Отметим, что подобные обвинения преследовали писателя, который во всю свою жизнь не имел собственного дома, даже традиционного «родового гнезда». Напомним, что дом в Воронеже, где родился Иван Алексеевич, Буниным не принадлежал. Семья снимала комнаты в доме губернской секретарши Анны Германовской и покинула город, когда будущему Нобелевскому лауреату не было четырех лет. Его детство прошло в Елецком уезде на хуторе Бутырки, единственном, остававшемся в семейном владении. Так что не имения и собственность унаследовал он от отца, но его натуру, характер, манеры. Современники неизменно отмечали барскую осанку Ивана Алексеевича, его умение держаться, чувствовать себя легко и свободно с разными людьми, врожденную элегантность — качества, ценимые писателем в отце.

Не столь безусловен и миф о его сословной гордости. Несмотря на древность рода Буниных, внесенного в «Гербовник дворянских родов», в «Автобиографической заметке» (1915) писатель отметил, что «чуть не с отрочества был “вольнодумец”, вполне равнодушный не только к своей голубой крови, но и к полной утрате всего того, что было связано с нею».

Факты реальной, не мифологизированной биографии Бунина подтверждают верность этого утверждения. Он никогда не забывал, где прошли его детство и юность, опыт и впечатления которых были для него не менее глубоки и важны, чем наследственная память.

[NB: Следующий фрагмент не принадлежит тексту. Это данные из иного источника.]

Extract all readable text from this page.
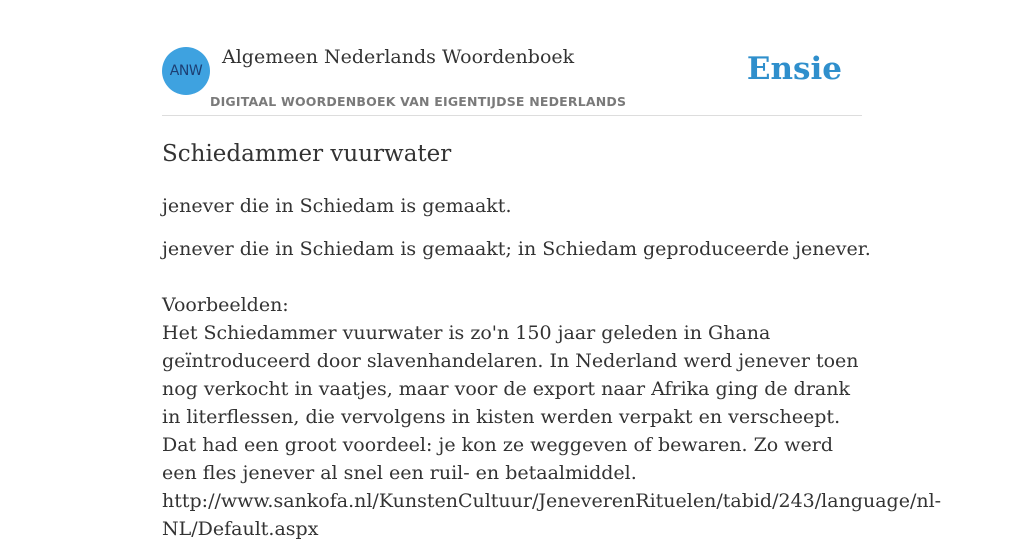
ANW
Algemeen Nederlands Woordenboek
DIGITAAL WOORDENBOEK VAN EIGENTIJDSE NEDERLANDS
Ensie
Schiedammer vuurwater

jenever die in Schiedam is gemaakt.

jenever die in Schiedam is gemaakt; in Schiedam geproduceerde jenever.

Voorbeelden:
Het Schiedammer vuurwater is zo'n 150 jaar geleden in Ghana geïntroduceerd door slavenhandelaren. In Nederland werd jenever toen nog verkocht in vaatjes, maar voor de export naar Afrika ging de drank in literflessen, die vervolgens in kisten werden verpakt en verscheept. Dat had een groot voordeel: je kon ze weggeven of bewaren. Zo werd een fles jenever al snel een ruil- en betaalmiddel.
http://www.sankofa.nl/KunstenCultuur/JeneverenRituelen/tabid/243/language/nl-NL/Default.aspx
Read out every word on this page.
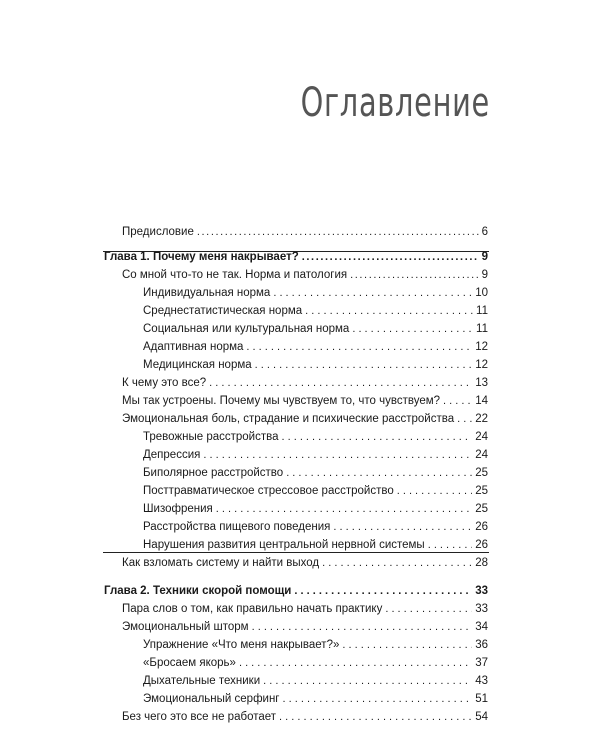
Оглавление
Предисловие .....	6
Глава 1. Почему меня накрывает? .....	9
Со мной что-то не так. Норма и патология .....	9
Индивидуальная норма . . .	10
Среднестатистическая норма . . .	11
Социальная или культуральная норма . . .	11
Адаптивная норма . . .	12
Медицинская норма . . .	12
К чему это все? . . .	13
Мы так устроены. Почему мы чувствуем то, что чувствуем? . . .	14
Эмоциональная боль, страдание и психические расстройства . . . 22
Тревожные расстройства . . .	24
Депрессия . . .	24
Биполярное расстройство . . .	25
Посттравматическое стрессовое расстройство . . .	25
Шизофрения . . .	25
Расстройства пищевого поведения . . .	26
Нарушения развития центральной нервной системы . . .	26
Как взломать систему и найти выход . . .	28
Глава 2. Техники скорой помощи . . .	33
Пара слов о том, как правильно начать практику . . .	33
Эмоциональный шторм . . .	34
Упражнение «Что меня накрывает?» . . .	36
«Бросаем якорь» . . .	37
Дыхательные техники . . .	43
Эмоциональный серфинг . . .	51
Без чего это все не работает . . .	54
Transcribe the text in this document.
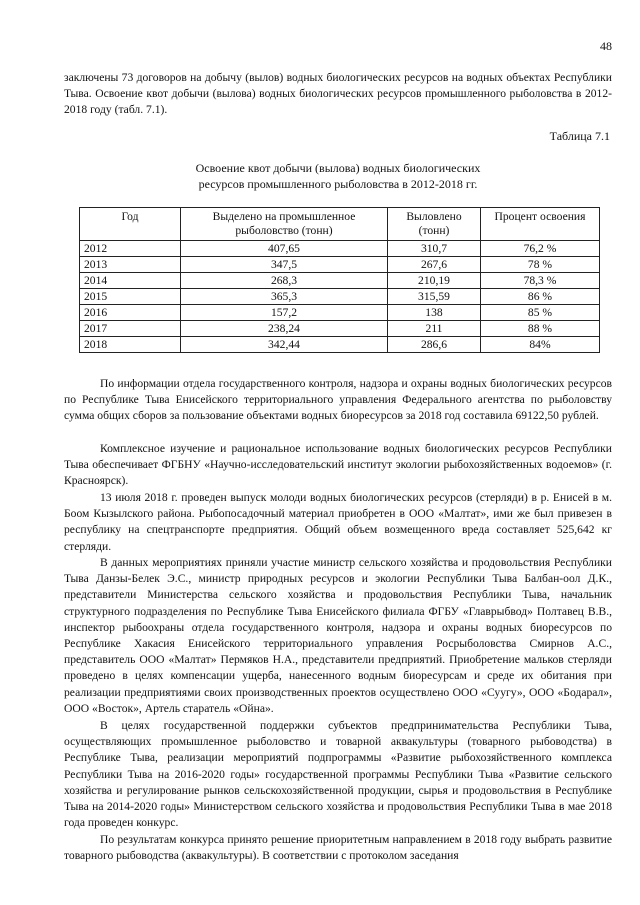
48

заключены 73 договоров на добычу (вылов) водных биологических ресурсов на водных объектах Республики Тыва. Освоение квот добычи (вылова) водных биологических ресурсов промышленного рыболовства в 2012-2018 году (табл. 7.1).

Таблица 7.1
Освоение квот добычи (вылова) водных биологических
ресурсов промышленного рыболовства в 2012-2018 гг.
Год	Выделено на промышленное рыболовство (тонн)	Выловлено (тонн)	Процент освоения
2012	407,65	310,7	76,2 %
2013	347,5	267,6	78 %
2014	268,3	210,19	78,3 %
2015	365,3	315,59	86 %
2016	157,2	138	85 %
2017	238,24	211	88 %
2018	342,44	286,6	84%

По информации отдела государственного контроля, надзора и охраны водных биологических ресурсов по Республике Тыва Енисейского территориального управления Федерального агентства по рыболовству сумма общих сборов за пользование объектами водных биоресурсов за 2018 год составила 69122,50 рублей.

Комплексное изучение и рациональное использование водных биологических ресурсов Республики Тыва обеспечивает ФГБНУ «Научно-исследовательский институт экологии рыбохозяйственных водоемов» (г. Красноярск).

13 июля 2018 г. проведен выпуск молоди водных биологических ресурсов (стерляди) в р. Енисей в м. Боом Кызылского района. Рыбопосадочный материал приобретен в ООО «Малтат», ими же был привезен в республику на спецтранспорте предприятия. Общий объем возмещенного вреда составляет 525,642 кг стерляди.

В данных мероприятиях приняли участие министр сельского хозяйства и продовольствия Республики Тыва Данзы-Белек Э.С., министр природных ресурсов и экологии Республики Тыва Балбан-оол Д.К., представители Министерства сельского хозяйства и продовольствия Республики Тыва, начальник структурного подразделения по Республике Тыва Енисейского филиала ФГБУ «Главрыбвод» Полтавец В.В., инспектор рыбоохраны отдела государственного контроля, надзора и охраны водных биоресурсов по Республике Хакасия Енисейского территориального управления Росрыболовства Смирнов А.С., представитель ООО «Малтат» Пермяков Н.А., представители предприятий. Приобретение мальков стерляди проведено в целях компенсации ущерба, нанесенного водным биоресурсам и среде их обитания при реализации предприятиями своих производственных проектов осуществлено ООО «Суугу», ООО «Бодарал», ООО «Восток», Артель старатель «Ойна».

В целях государственной поддержки субъектов предпринимательства Республики Тыва, осуществляющих промышленное рыболовство и товарной аквакультуры (товарного рыбоводства) в Республике Тыва, реализации мероприятий подпрограммы «Развитие рыбохозяйственного комплекса Республики Тыва на 2016-2020 годы» государственной программы Республики Тыва «Развитие сельского хозяйства и регулирование рынков сельскохозяйственной продукции, сырья и продовольствия в Республике Тыва на 2014-2020 годы» Министерством сельского хозяйства и продовольствия Республики Тыва в мае 2018 года проведен конкурс.

По результатам конкурса принято решение приоритетным направлением в 2018 году выбрать развитие товарного рыбоводства (аквакультуры). В соответствии с протоколом заседания
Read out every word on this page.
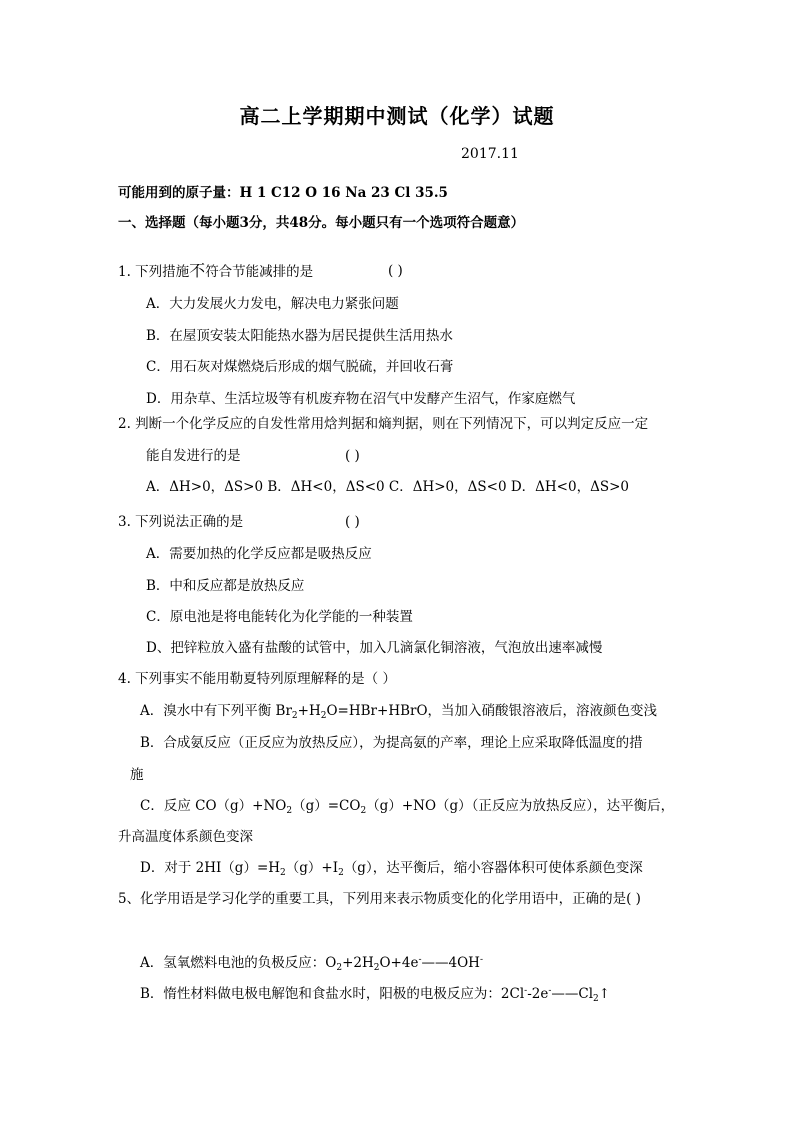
高二上学期期中测试（化学）试题
2017.11
可能用到的原子量：H 1 C12 O 16 Na 23 Cl 35.5
一、选择题（每小题3分，共48分。每小题只有一个选项符合题意）
1. 下列措施不符合节能减排的是	( )
A．大力发展火力发电，解决电力紧张问题
B．在屋顶安装太阳能热水器为居民提供生活用热水
C．用石灰对煤燃烧后形成的烟气脱硫，并回收石膏
D．用杂草、生活垃圾等有机废弃物在沼气中发酵产生沼气，作家庭燃气
2. 判断一个化学反应的自发性常用焓判据和熵判据，则在下列情况下，可以判定反应一定
能自发进行的是	( )
A．ΔH>0，ΔS>0 B．ΔH<0，ΔS<0 C．ΔH>0，ΔS<0 D．ΔH<0，ΔS>0
3. 下列说法正确的是	( )
A．需要加热的化学反应都是吸热反应
B．中和反应都是放热反应
C．原电池是将电能转化为化学能的一种装置
D、把锌粒放入盛有盐酸的试管中，加入几滴氯化铜溶液，气泡放出速率减慢
4. 下列事实不能用勒夏特列原理解释的是（ ）
A．溴水中有下列平衡 $Br_2+H_2O=HBr+HBrO$，当加入硝酸银溶液后，溶液颜色变浅
B．合成氨反应（正反应为放热反应），为提高氨的产率，理论上应采取降低温度的措
施
C．反应 $CO(g)+NO_2(g)=CO_2(g)+NO(g)$（正反应为放热反应），达平衡后，
升高温度体系颜色变深
D．对于 $2HI(g)=H_2(g)+I_2(g)$，达平衡后，缩小容器体积可使体系颜色变深
5、化学用语是学习化学的重要工具，下列用来表示物质变化的化学用语中，正确的是( )
A．氢氧燃料电池的负极反应：$O_2+2H_2O+4e^-——4OH^-$
B．惰性材料做电极电解饱和食盐水时，阳极的电极反应为：$2Cl^--2e^-——Cl_2↑$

«В деревне прошла моя жизнь, следовательно, я имел возможность видеть ее своими глазами на месте, а не из окон экспресса…», — свидетельствовал зрелый писатель. Потому, говоря о его творческом наследии, мы должны чаще обращаться к «истоку дней» (название одного из бунинских рассказов о детстве), к бунинским размышлениям, чем к фактам семейной истории. В духовной жизни Бунина — начала того уникального художественного мира, который уже полтора столетия неизменно покоряет читателя. Этот мир удивительно пластичен, красочен, звучен, наполнен запахами русской природы, уникальными приметами русского быта. Но в нем присутствует и глубина мировой памяти, представление о нескончаемости мира как во времени, так и в пространстве. Бунинское умение сочетать родное, национальное и всемирное, космическое рождало философские строки его лирики:

Я говорю себе, почуяв темный след

Того, что пращур мой воспринял в древнем детстве:

— Нет в мире разных душ и времени в нем нет!

                                                «В горах». 1916

Разумеется, эту особенность мы без труда обнаружим в той самой русской классике, продолжателем традиций которой согласно считали И.А. Бунина его современники. Однако все дело в том, что на фоне ее титанов Бунин не потерялся, нашел свою интонацию, свою тему, свои краски. Именно это фиксировали те его современники, которые имели в виду дух традиции, а не ее эпигонское копирование. В их числе был многолетний бунинский собеседник-противник М. Горький. При первой же встрече он сказал своему новому знакомому: «Вы же по­сле­д­ний писатель от дворянства, той культуры, которая дала миру Пушкина и Толстого» (Курсив мой. — Т.Н.). Эти слова можно было бы отнести к числу дежурных, комплиментарных, однако Горький знал и ценил бунинское творчество, его героев, весьма непросто соотносимых с толстов­ской, а уж тем более с пушкин­ской традицией. И он понимал, что писатель бунинского масштаба не мог быть эпигоном, что он вел диалог с классикой из реальности ХХ века.

Сходным образом свои отношения с классикой оценивал и сам Бунин. В период работы над повестью «Суходол» он заметил: «Книга о русском дворянстве, как это ни странно, далеко не дописана, работа исследования этой среды не вполне закончена. Мы знаем дворян Тургенева, Толстого. По ним нельзя судить о русском дворянстве в массе, так как и Тургенев, и Толстой изображают верхний слой, редкие оазисы культуры. Мне думается, что жизнь большинства дворян России была гораздо проще, и душа ее была гораздо типичней для русского, чем ее описывают Толстой и Тургенев. <…> Мне кажется, что быт и душа русских дворян те же, что и у мужика; все различие обусловливается лишь материальным превосходством дворянского сословия. Нигде в иной стране жизнь дворян и мужиков так тесно, так близко не связана, как у нас. Душа у тех и других, я считаю, одинаково русская» (Курсив мой. — Т.Н.).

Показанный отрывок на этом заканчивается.